Dec 6, 2013
Where Are the Women Directors?
Posted on Jan 25, 2012
“If writing is gender-neutral,” she asks, “why do I read so many screenplays by women that are character pieces and so many by men where there’s an explosion on the first page?
“What nobody in Hollywood is allowed to say out loud,” she adds, “is that the subject matter that interests many women isn’t going to sell tickets to a mainstream audience. How many women want to direct ‘Fast Five?’ How many women want to direct ‘Captain America?’ ”
Again, this begs the chicken-or-egg question. Are “Fast Five” and “Captain America” popular because they’re action movies that get big budgets and big marketing pushes, or because that’s what’s greenlighted by the studio heads?
Lauzen’s latest findings come on the heels of a 2011 study from the USC Annenberg School of Communication that reported that, in the top 100 box office films of 2009, men outnumbered women on screen by a ratio of 2:1.

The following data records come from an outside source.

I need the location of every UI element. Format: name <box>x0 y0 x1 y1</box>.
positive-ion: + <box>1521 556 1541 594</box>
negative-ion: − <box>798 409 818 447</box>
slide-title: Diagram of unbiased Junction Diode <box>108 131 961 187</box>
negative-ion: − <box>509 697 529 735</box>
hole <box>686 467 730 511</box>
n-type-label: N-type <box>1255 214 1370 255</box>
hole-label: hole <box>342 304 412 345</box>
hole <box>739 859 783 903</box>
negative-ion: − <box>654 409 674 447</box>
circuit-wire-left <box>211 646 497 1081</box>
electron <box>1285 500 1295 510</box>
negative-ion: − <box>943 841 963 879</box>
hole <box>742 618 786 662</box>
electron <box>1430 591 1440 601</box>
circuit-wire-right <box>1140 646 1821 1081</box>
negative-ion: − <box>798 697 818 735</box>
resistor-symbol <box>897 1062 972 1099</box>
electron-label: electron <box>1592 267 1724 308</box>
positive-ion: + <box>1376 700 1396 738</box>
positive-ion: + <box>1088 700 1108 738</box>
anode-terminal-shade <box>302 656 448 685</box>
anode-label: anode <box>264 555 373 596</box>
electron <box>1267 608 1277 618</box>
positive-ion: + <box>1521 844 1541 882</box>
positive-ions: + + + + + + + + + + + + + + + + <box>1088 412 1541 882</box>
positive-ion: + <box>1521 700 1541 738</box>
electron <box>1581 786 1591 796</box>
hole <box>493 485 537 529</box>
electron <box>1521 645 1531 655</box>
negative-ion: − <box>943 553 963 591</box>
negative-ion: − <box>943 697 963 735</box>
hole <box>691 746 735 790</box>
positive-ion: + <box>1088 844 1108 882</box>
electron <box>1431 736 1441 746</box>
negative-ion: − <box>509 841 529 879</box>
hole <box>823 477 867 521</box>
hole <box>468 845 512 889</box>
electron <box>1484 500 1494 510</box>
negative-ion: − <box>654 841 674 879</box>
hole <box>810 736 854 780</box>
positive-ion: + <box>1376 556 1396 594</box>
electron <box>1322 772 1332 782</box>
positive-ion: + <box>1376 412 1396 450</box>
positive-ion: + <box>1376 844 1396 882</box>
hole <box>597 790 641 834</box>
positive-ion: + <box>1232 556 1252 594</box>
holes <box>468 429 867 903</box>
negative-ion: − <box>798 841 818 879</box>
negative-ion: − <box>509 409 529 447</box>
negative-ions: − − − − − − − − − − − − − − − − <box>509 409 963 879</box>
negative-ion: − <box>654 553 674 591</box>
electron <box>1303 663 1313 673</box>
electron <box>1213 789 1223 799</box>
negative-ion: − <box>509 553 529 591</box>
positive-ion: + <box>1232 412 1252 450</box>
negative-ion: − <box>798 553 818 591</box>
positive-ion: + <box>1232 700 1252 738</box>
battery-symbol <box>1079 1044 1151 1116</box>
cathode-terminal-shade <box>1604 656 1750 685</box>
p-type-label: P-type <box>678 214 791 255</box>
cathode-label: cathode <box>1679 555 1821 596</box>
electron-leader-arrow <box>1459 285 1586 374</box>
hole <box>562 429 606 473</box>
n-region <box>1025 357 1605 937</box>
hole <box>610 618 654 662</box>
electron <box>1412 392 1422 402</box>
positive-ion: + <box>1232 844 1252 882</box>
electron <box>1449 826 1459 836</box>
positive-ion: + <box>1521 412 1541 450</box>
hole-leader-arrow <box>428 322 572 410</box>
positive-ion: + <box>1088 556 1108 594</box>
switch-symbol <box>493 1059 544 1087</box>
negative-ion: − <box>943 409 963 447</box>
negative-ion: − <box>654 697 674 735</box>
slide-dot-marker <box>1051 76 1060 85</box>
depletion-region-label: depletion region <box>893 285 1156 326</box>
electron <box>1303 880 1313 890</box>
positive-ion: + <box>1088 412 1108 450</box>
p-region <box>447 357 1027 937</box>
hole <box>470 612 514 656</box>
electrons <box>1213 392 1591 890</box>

That’s the broad-stroke data. The fine-grain data, USC professor Stacy Smith told the Los Angeles Times in November, is that in movies directed by women in 2009, there was near gender parity: 48 percent of the characters in female-directed films were women. In movies directed by men, fewer than 33 percent of the characters were female. The mirror that Hollywood holds up to the culture reflects back a distorted image.
“There’s a lot of myths in Hollywood. Which is why we need hard data,” says Madeline Di Nonno, executive director of the Geena Davis Institute on Gender in Media, which supported the USC study.
Di Nonno thinks that not only is Hollywood missing the opportunity to sell more tickets to women, but that the gender disparity results in fewer professional opportunities for women both behind and in front of the camera.
“We’ve come a long way from the days when female audience members had to root against the weak, silly love interest who held the male hero back,” says Stephanie Coontz, historian and author of “Marriage: A History” and “The Way We Never Were.”
“Now we have real kick-ass females, but too often their behavior and attitudes reflect male fantasies,” she says. “The decline in the number of female directors is a particular problem. With two men to every woman on screen and 95 men to every woman directing their interactions, Hollywood’s portrayal of male-female relationships and women’s interior life is badly skewed.”